The calling of the Middle East peace conference for Wednesday in Madrid has already changed facts. That does not, however, insure that it will succeed.
In Israel, public opinion polls rallied in favor of Israel's attendance. This suggests that opinion could move in still more conciliatory directions if ever given any reason to believe Arabs were moving similarly. As a result, Prime Minister Yitzhak Shamir, Israel's most intransigent politician, claimed for himself the delegation leadership, despite the conference call for foreign ministers. Israel's more flexible foreign minister, David Levy, was humiliated and left to sulk. He, in turn, was thinking serously of challenging Mr. Shamir for leadership of the Likud Party.

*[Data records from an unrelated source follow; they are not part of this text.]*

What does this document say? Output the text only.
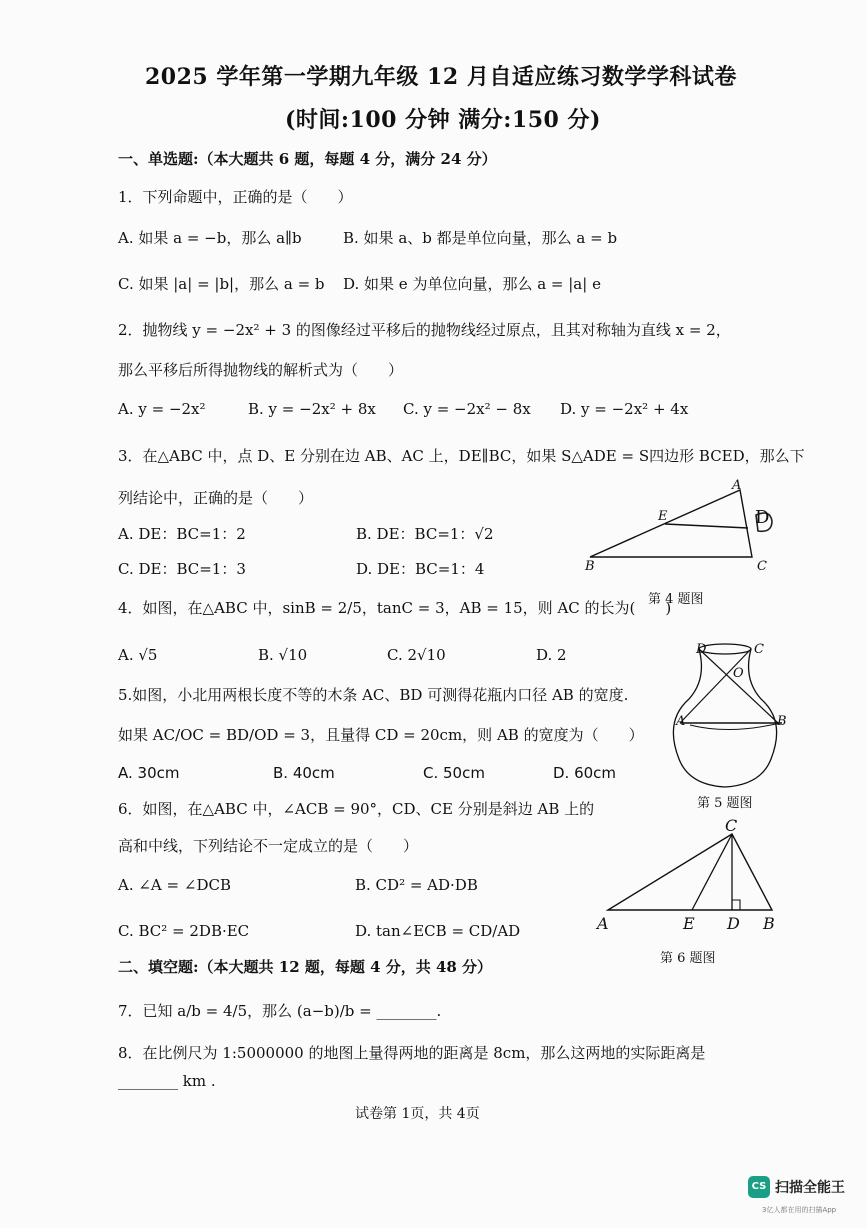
2025 学年第一学期九年级 12 月自适应练习数学学科试卷
(时间:100 分钟 满分:150 分)
一、单选题:（本大题共 6 题，每题 4 分，满分 24 分）
1．下列命题中，正确的是（　　）
A. 如果 a = −b，那么 a∥b	B. 如果 a、b 都是单位向量，那么 a = b
C. 如果 |a| = |b|，那么 a = b D. 如果 e 为单位向量，那么 a = |a| e
2．抛物线 y = −2x² + 3 的图像经过平移后的抛物线经过原点，且其对称轴为直线 x = 2，
那么平移后所得抛物线的解析式为（　　）
A. y = −2x²	B. y = −2x² + 8x C. y = −2x² − 8x D. y = −2x² + 4x
3．在△ABC 中，点 D、E 分别在边 AB、AC 上，DE∥BC，如果 S△ADE = S四边形 BCED，那么下
列结论中，正确的是（　　）
A. DE：BC=1：2	B. DE：BC=1：√2
C. DE：BC=1：3	D. DE：BC=1：4
A
E	D
B	C
第 4 题图
4．如图，在△ABC 中，sinB = 2/5，tanC = 3，AB = 15，则 AC 的长为(　　)
A. √5	B. √10	C. 2√10	D. 2	D	C
O
A	B
第 5 题图
5.如图，小北用两根长度不等的木条 AC、BD 可测得花瓶内口径 AB 的宽度.
如果 AC/OC = BD/OD = 3，且量得 CD = 20cm，则 AB 的宽度为（　　）
A. 30cm	B. 40cm	C. 50cm	D. 60cm
C
A	E D B
第 6 题图
6．如图，在△ABC 中，∠ACB = 90°，CD、CE 分别是斜边 AB 上的
高和中线，下列结论不一定成立的是（　　）
A. ∠A = ∠DCB	B. CD² = AD·DB
C. BC² = 2DB·EC	D. tan∠ECB = CD/AD
二、填空题:（本大题共 12 题，每题 4 分，共 48 分）
7．已知 a/b = 4/5，那么 (a−b)/b = ________.
8．在比例尺为 1:5000000 的地图上量得两地的距离是 8cm，那么这两地的实际距离是
________ km .
试卷第 1页，共 4页
CS 扫描全能王
3亿人都在用的扫描App
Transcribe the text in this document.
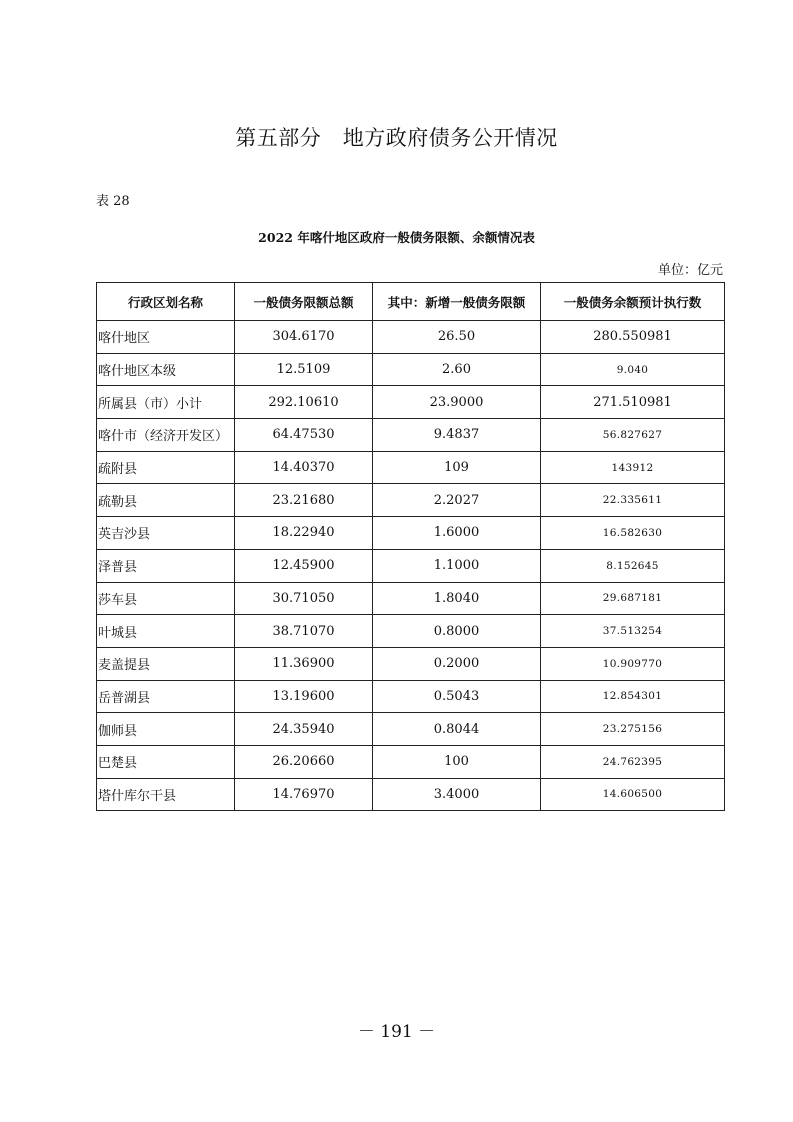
第五部分　地方政府债务公开情况
表 28
2022 年喀什地区政府一般债务限额、余额情况表
单位：亿元
行政区划名称	一般债务限额总额	其中：新增一般债务限额	一般债务余额预计执行数
喀什地区	304.6170	26.50	280.550981
喀什地区本级	12.5109	2.60	9.040
所属县（市）小计	292.10610	23.9000	271.510981
喀什市（经济开发区）	64.47530	9.4837	56.827627
疏附县	14.40370	109	143912
疏勒县	23.21680	2.2027	22.335611
英吉沙县	18.22940	1.6000	16.582630
泽普县	12.45900	1.1000	8.152645
莎车县	30.71050	1.8040	29.687181
叶城县	38.71070	0.8000	37.513254
麦盖提县	11.36900	0.2000	10.909770
岳普湖县	13.19600	0.5043	12.854301
伽师县	24.35940	0.8044	23.275156
巴楚县	26.20660	100	24.762395
塔什库尔干县	14.76970	3.4000	14.606500
－ 191 －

In the Arab world, parties driven asunder by hatreds and war quickly came together. Notable was the rapprochement between Saudi Arabia and the PLO. Syria, Lebanon, Jordan, Egypt, the PLO, with concurrence of Saudi Arabia and Morocco, agreed to rule out separate deals with Israel. Syria was unable, however, to obtain a pre-conference summit or a pledge to boycott regional issues until after Israel had vacated land. Syria, ostracized for supporting Iran against Iraq in the 1980s, and the PLO, condemned for supporting Iraq's seizure of Kuwait, are back in Arab good standing.